The aim of this study is to apply deep learning algorithms that could achieve high performance to classify images based on image information and caption into multiple labels. (The size of the model required less than 100MB.)
Applied fusion techniques to combine a pre-trained image-based classification model EfficientNet-B4 with a text-based classification model Bi-LSTM to make the classifier gain information from both image and caption contents.
Achieved a mean F1-score of approximately 90 within a reasonable amount of time and the final model size is 80.1MB. This project obtained a High Distinction mark.(98/100)
There are four Python notebook files:
- Best_Model_Full_Version.ipynb
- Best_Classifier_Model.ipynb
- Best_Image_Model_EffNetB4.ipynb
- Best_Text_Model_Bi_LSTM_5329A2.ipynb
The "Best_Model_Full_Version.ipynb" file can automatically download the relevant models which are pre-trained in the other three files.
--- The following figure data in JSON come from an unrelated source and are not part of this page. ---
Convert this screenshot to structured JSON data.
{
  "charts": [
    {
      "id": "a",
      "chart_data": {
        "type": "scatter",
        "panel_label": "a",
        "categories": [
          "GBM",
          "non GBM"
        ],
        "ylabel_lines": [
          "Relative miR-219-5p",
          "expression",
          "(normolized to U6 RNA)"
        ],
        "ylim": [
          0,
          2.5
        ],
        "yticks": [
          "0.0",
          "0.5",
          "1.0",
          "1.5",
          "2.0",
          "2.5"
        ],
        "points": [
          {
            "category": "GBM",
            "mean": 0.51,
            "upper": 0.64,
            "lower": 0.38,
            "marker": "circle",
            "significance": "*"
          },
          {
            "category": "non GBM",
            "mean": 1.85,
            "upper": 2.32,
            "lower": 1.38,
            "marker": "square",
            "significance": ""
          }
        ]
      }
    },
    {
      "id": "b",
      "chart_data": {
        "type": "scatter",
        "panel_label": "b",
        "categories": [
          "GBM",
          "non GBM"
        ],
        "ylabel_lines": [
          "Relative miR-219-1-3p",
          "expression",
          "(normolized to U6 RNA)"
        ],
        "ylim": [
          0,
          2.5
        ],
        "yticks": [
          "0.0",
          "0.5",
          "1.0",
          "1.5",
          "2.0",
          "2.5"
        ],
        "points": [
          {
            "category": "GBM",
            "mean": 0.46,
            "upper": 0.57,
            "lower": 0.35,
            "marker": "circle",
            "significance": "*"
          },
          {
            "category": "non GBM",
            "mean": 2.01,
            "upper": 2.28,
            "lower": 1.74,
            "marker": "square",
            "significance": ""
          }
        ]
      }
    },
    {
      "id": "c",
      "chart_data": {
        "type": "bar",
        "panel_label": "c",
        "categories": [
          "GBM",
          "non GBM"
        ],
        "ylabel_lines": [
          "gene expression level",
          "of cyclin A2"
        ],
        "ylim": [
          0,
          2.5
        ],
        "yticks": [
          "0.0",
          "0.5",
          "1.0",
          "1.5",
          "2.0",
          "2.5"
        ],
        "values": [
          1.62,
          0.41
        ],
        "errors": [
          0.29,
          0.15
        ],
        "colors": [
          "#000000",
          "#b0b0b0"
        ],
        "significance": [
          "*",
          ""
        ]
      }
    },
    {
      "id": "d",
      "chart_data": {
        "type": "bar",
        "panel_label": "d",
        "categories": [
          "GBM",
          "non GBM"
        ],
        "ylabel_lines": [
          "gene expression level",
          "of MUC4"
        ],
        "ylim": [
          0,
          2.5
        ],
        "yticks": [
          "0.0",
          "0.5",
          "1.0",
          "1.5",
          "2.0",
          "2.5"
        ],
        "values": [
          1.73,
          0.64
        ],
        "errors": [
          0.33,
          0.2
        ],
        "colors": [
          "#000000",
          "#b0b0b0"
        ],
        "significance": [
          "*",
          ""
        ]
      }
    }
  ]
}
Please run the code with the following steps:
- Upload the "Best_Model_Full_Version.ipynb" file to the Google Colab and open it.
- Click "Run all" in the "Runtime" tab or press "cmd/Ctrl+F9" to run code blocks from the beginning.
- In the "load and process dataset" section under the "Preparation" section, click the given link and follow the instruction to sign in to your Google Account, then copy and paste the google verification code back to the input area, the whole dataset will be downloaded and imported automatically.
- The following sections will be run automatically and the running process should be completed within approximate 50 minutes. After that, you supposed to see the generated CSV file with predicted labels called "Predicted_labels.csv" in the "Files" area which is on the left-hand side.